Oct 29, 2015 12:53 PM EDT
What Do Scientists Say About Ghosts

Before Trick or treating became popular, making this occasion a truly sweet delight, the Halloween custom was originally celebrated to pay respect to those who passed away. Hence, it is not all for fun and could be a scary thing, like seeing a ghost for instance. The existence of ghosts or monsters had provoked tons of debates around the world and had even influenced most of the books and movies all throughout history.

Do ghosts really exist? Today, experts will explain their claim regarding the matter and science will answer that question as well.

A study was made and published on a 2014 paper in the Current Biology journal by Olaf Blanke of the University Hospital of Geneva about Neurological and Robot-Controlled Induction of an Apparition. A lot of stories and myths talked about people seeing and feeling the presence of invisible creatures or ghosts. Scientists have called it a "feeling of presence."  18% of Americans claimed on a poll that they have seen or felt ghosts.

From the study, researchers discovered that people who were experiencing a specific kind of brain injury have greater chances of experiencing this feeling. Experts claimed that particular areas of some patients' frontoparietal cortex were damaged. Frontoparietal cortex is an area of the brain which is also a source of attentional control.

The scientists experimentally produced the feeling of presence. 50 healthy volunteers participated in the experiment. They were asked to stand between two robots and poke the robot in front of them with a stick. That "master" robot creates signals that manipulate the second "slave" robot behind the participant. The slave robot copies the person's actions by a stick touching the person's back. The volunteers felt that someone is touching them at their back as they stroke the robot in front of them. The outcome brings a distinct feeling that they are touching their back even if it's physically impossible. The experts have controlled the participant's sense of where his self begins and ends.

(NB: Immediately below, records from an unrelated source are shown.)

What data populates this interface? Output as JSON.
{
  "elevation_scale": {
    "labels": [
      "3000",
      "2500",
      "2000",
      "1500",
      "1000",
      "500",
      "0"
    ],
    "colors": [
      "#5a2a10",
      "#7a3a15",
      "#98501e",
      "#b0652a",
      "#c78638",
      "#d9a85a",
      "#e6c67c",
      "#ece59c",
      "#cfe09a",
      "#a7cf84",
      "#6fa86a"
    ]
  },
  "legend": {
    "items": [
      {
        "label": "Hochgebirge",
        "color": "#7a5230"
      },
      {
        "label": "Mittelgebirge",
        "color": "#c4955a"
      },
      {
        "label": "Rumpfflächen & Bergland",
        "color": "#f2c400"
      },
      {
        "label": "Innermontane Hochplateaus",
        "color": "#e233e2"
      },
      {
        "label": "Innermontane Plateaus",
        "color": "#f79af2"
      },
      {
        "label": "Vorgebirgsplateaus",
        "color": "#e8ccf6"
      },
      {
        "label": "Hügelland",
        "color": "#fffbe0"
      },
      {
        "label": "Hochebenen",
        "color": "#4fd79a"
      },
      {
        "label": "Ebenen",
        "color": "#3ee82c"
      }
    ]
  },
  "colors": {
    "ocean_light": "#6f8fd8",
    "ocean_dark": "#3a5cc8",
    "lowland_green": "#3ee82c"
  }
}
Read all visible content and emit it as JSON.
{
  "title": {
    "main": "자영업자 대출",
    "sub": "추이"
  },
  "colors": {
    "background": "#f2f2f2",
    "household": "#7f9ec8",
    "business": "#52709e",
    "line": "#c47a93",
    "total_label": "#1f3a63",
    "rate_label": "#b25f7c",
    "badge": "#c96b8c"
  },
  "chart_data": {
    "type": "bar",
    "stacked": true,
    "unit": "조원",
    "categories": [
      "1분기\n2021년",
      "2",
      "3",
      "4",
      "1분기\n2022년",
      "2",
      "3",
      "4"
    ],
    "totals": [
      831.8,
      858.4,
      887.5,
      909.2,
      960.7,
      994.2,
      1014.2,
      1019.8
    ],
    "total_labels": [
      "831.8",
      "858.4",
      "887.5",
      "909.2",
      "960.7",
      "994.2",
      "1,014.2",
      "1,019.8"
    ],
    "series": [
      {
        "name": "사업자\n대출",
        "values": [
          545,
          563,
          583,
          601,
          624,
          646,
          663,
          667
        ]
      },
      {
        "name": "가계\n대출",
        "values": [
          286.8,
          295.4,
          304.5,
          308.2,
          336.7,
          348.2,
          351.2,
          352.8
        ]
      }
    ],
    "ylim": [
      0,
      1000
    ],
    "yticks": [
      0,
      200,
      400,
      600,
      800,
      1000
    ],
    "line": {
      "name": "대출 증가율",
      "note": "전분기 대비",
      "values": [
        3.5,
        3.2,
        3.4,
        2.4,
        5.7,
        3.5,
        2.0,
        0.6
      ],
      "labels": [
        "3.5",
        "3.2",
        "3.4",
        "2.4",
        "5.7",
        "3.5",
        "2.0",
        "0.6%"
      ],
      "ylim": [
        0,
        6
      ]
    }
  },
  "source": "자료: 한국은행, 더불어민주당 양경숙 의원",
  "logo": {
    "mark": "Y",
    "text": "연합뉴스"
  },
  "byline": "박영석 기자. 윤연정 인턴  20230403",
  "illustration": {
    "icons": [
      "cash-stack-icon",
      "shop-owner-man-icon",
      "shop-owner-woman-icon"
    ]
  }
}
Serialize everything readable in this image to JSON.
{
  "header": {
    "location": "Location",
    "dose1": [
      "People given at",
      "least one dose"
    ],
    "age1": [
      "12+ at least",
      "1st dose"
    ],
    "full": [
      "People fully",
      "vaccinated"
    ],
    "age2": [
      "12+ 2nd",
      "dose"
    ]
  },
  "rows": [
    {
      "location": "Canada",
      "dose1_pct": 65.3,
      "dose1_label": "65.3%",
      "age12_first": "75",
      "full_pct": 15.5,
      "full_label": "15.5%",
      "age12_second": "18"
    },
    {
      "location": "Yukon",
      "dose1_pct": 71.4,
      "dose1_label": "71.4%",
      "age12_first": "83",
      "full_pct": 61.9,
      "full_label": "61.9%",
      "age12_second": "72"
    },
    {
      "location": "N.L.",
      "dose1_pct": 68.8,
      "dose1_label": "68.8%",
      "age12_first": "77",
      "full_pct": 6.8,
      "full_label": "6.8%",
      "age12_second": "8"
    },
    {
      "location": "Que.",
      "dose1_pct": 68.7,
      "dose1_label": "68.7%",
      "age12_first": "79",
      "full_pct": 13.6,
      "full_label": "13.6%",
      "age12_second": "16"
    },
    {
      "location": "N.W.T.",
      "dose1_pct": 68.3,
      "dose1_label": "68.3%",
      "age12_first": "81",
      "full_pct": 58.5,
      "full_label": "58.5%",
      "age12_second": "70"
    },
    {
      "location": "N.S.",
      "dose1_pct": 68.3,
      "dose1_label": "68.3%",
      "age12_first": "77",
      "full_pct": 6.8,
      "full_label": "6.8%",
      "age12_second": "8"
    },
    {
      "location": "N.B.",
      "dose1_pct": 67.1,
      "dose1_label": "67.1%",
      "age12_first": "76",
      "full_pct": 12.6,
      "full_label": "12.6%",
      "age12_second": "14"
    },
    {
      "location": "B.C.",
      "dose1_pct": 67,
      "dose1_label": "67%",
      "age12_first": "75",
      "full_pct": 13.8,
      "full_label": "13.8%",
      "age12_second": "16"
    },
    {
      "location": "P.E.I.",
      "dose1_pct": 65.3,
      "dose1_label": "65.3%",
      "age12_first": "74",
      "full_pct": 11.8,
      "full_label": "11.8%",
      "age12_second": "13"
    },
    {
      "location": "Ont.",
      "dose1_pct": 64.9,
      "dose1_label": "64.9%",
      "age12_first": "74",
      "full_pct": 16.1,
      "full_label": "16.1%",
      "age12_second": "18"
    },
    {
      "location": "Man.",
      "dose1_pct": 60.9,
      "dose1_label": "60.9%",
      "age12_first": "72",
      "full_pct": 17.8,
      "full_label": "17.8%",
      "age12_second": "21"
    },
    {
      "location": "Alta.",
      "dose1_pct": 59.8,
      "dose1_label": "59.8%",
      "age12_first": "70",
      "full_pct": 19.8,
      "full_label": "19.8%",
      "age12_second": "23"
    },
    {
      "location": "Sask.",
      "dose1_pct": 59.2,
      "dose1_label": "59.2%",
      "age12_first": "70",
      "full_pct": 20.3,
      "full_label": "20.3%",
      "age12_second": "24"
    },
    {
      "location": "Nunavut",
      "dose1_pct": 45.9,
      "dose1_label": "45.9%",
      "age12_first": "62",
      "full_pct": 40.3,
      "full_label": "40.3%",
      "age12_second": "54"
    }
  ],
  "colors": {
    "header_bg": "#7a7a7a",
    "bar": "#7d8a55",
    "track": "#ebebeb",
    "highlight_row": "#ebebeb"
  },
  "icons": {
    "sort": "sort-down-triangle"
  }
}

In the second experiment, the researchers allowed the slave robot to touch the person's back after 1.5 seconds of poking the master robot, thus creating a postponement between what a person did and felt. The participants by this time experienced a "feeling of presence": The participants exclaimed that invisible ghostly person is present and touching their back.

The outcome of the experiment proposed that the strange feeling of another presence is associated to the feeling of one's own presence. Thus, when a person encounters ghosts and spirits, he is only experiencing a version of himself. The brain creates a vision of the "I" coming out of his body. Hence, if a person is experiencing a brain injury, he will preferably associate the experience on an invisible, ghostly presence.